Elyounssi Safia, Kunitoki Keiko, Clauss Jacqueline A, Laurent Eline, Kane Kristina, Hughes Dylan E, Hopkinson Casey E, Bazer Oren, Sussman Rachel Freed, Doyle Alysa E, Lee Hang, Tervo-Clemmens Brenden, Eryilmaz Hamdi, Gollub Randy L, Barch Deanna M, Satterthwaite Theodore D, Dowling Kevin F, Roffman Joshua L
Department of Psychiatry, Massachusetts General Hospital and Harvard Medical School.
Martinos Center for Biomedical Imaging, Massachusetts General Hospital.
bioRxiv. 2023 Mar 1:2023.02.28.530498. doi: 10.1101/2023.02.28.530498.
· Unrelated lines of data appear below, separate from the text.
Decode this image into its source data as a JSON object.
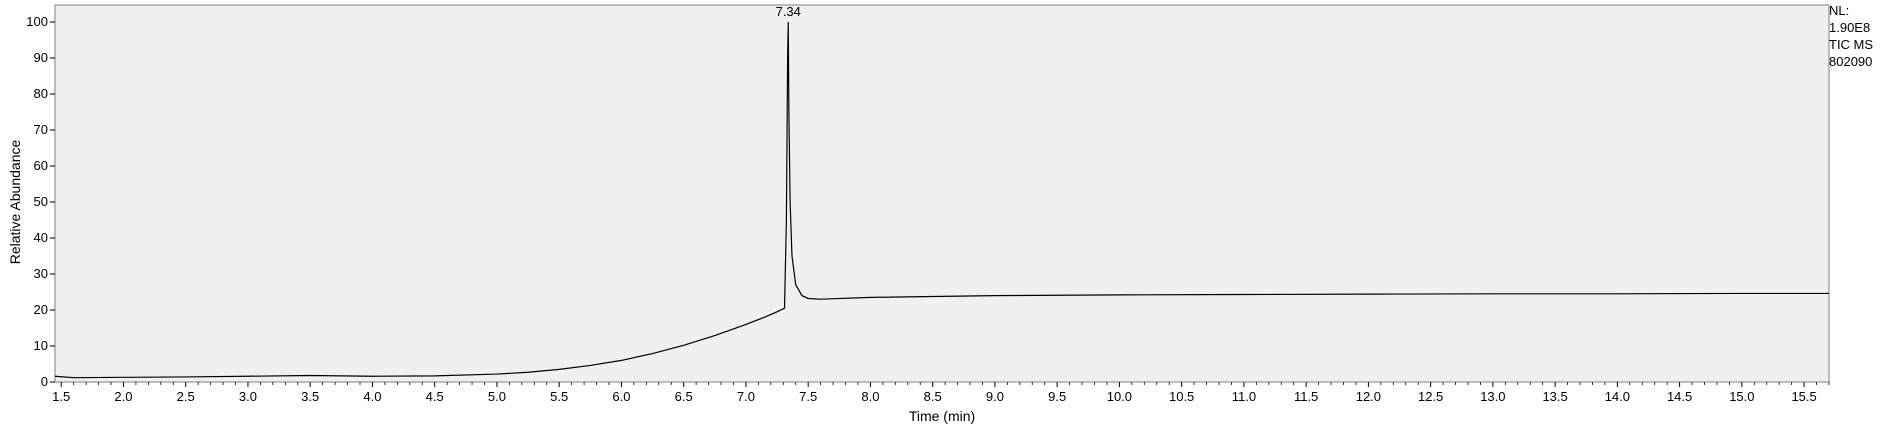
{
  "chart_data": {
    "type": "line",
    "title": "",
    "xlabel": "Time (min)",
    "ylabel": "Relative Abundance",
    "xlim": [
      1.45,
      15.7
    ],
    "ylim": [
      0,
      100
    ],
    "x_ticks": [
      "1.5",
      "2.0",
      "2.5",
      "3.0",
      "3.5",
      "4.0",
      "4.5",
      "5.0",
      "5.5",
      "6.0",
      "6.5",
      "7.0",
      "7.5",
      "8.0",
      "8.5",
      "9.0",
      "9.5",
      "10.0",
      "10.5",
      "11.0",
      "11.5",
      "12.0",
      "12.5",
      "13.0",
      "13.5",
      "14.0",
      "14.5",
      "15.0",
      "15.5"
    ],
    "y_ticks": [
      "0",
      "10",
      "20",
      "30",
      "40",
      "50",
      "60",
      "70",
      "80",
      "90",
      "100"
    ],
    "grid": false,
    "series": [
      {
        "x": [
          1.45,
          1.6,
          2.0,
          2.5,
          3.0,
          3.5,
          4.0,
          4.5,
          5.0,
          5.25,
          5.5,
          5.75,
          6.0,
          6.25,
          6.5,
          6.75,
          7.0,
          7.15,
          7.25,
          7.31,
          7.325,
          7.335,
          7.34,
          7.345,
          7.355,
          7.37,
          7.4,
          7.45,
          7.5,
          7.6,
          8.0,
          9.0,
          10.0,
          11.0,
          12.0,
          13.0,
          14.0,
          15.0,
          15.7
        ],
        "y": [
          1.6,
          1.2,
          1.3,
          1.4,
          1.6,
          1.8,
          1.6,
          1.7,
          2.2,
          2.7,
          3.5,
          4.6,
          6.0,
          7.9,
          10.2,
          12.9,
          16.0,
          18.0,
          19.5,
          20.5,
          45,
          90,
          100,
          75,
          50,
          35,
          27,
          24,
          23.2,
          23,
          23.5,
          24,
          24.2,
          24.3,
          24.4,
          24.5,
          24.5,
          24.6,
          24.6
        ]
      }
    ],
    "annotations": [
      {
        "text": "7.34",
        "x": 7.34,
        "y": 100
      }
    ]
  },
  "side_info": [
    "NL:",
    "1.90E8",
    "TIC  MS",
    "802090"
  ]
}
Large, population-based MRI studies of adolescents promise transformational insights into neurodevelopment and mental illness risk . However, MRI studies of youth are especially susceptible to motion and other artifacts . These artifacts may go undetected by automated quality control (QC) methods that are preferred in high-throughput imaging studies, 5 and can potentially introduce non-random noise into clinical association analyses. Here we demonstrate bias in structural MRI analyses of children due to inclusion of lower quality images, as identified through rigorous visual quality control of 11,263 T1 MRI scans obtained at age 9-10 through the Adolescent Brain Cognitive Development (ABCD) Study6. Compared to the best-rated images (44.9% of the sample), lower-quality images generally associated with decreased cortical thickness and increased cortical surface area measures (Cohen's d 0.14-2.84). Variable image quality led to counterintuitive patterns in analyses that associated structural MRI and clinical measures, as inclusion of lower-quality scans altered apparent effect sizes in ways that increased risk for both false positives and negatives. Quality-related biases were partially mitigated by controlling for surface hole number, an automated index of topological complexity that differentiated lower-quality scans with good specificity at Baseline (0.81-0.93) and in 1,000 Year 2 scans (0.88-1.00). However, even among the highest-rated images, subtle topological errors occurred during image preprocessing, and their correction through manual edits significantly and reproducibly changed thickness measurements across much of the cortex (d 0.15-0.92). These findings demonstrate that inadequate QC of youth structural MRI scans can undermine advantages of large sample size to detect meaningful associations.
基于大规模人群的青少年MRI研究有望为神经发育和精神疾病风险带来变革性的见解。然而,针对青少年的MRI研究特别容易受到运动和其他伪影的影响。这些伪影可能无法被高通量成像研究中首选的自动质量控制(QC)方法检测到,并且可能会在临床关联分析中引入非随机噪声。在此,我们通过对青少年大脑认知发展(ABCD)研究在9至10岁时获得的11263份T1 MRI扫描进行严格的视觉质量控制,证明了由于纳入质量较低的图像,儿童结构MRI分析中存在偏差。与评级最高的图像(占样本的44.9%)相比,质量较低的图像通常与皮质厚度减小和皮质表面积测量值增加相关(科恩d值为0.14 - 2.84)。图像质量的变化导致在将结构MRI与临床测量相关联的分析中出现违反直觉的模式,因为纳入质量较低的扫描会以增加假阳性和假阴性风险的方式改变表观效应大小。通过控制表面空洞数量,部分减轻了与质量相关的偏差,表面空洞数量是拓扑复杂性的自动指标,在基线时(0.81 - 0.93)以及在1000份第二年的扫描中(0.88 - 1.00),该指标能以良好的特异性区分质量较低的扫描。然而,即使在评级最高的图像中,图像预处理过程中也会出现细微的拓扑错误,通过手动编辑对其进行校正会显著且可重复地改变大部分皮质的厚度测量值(d值为0.15 - 0.92)。这些发现表明,对青少年结构MRI扫描的质量控制不足会削弱大样本量在检测有意义关联方面的优势。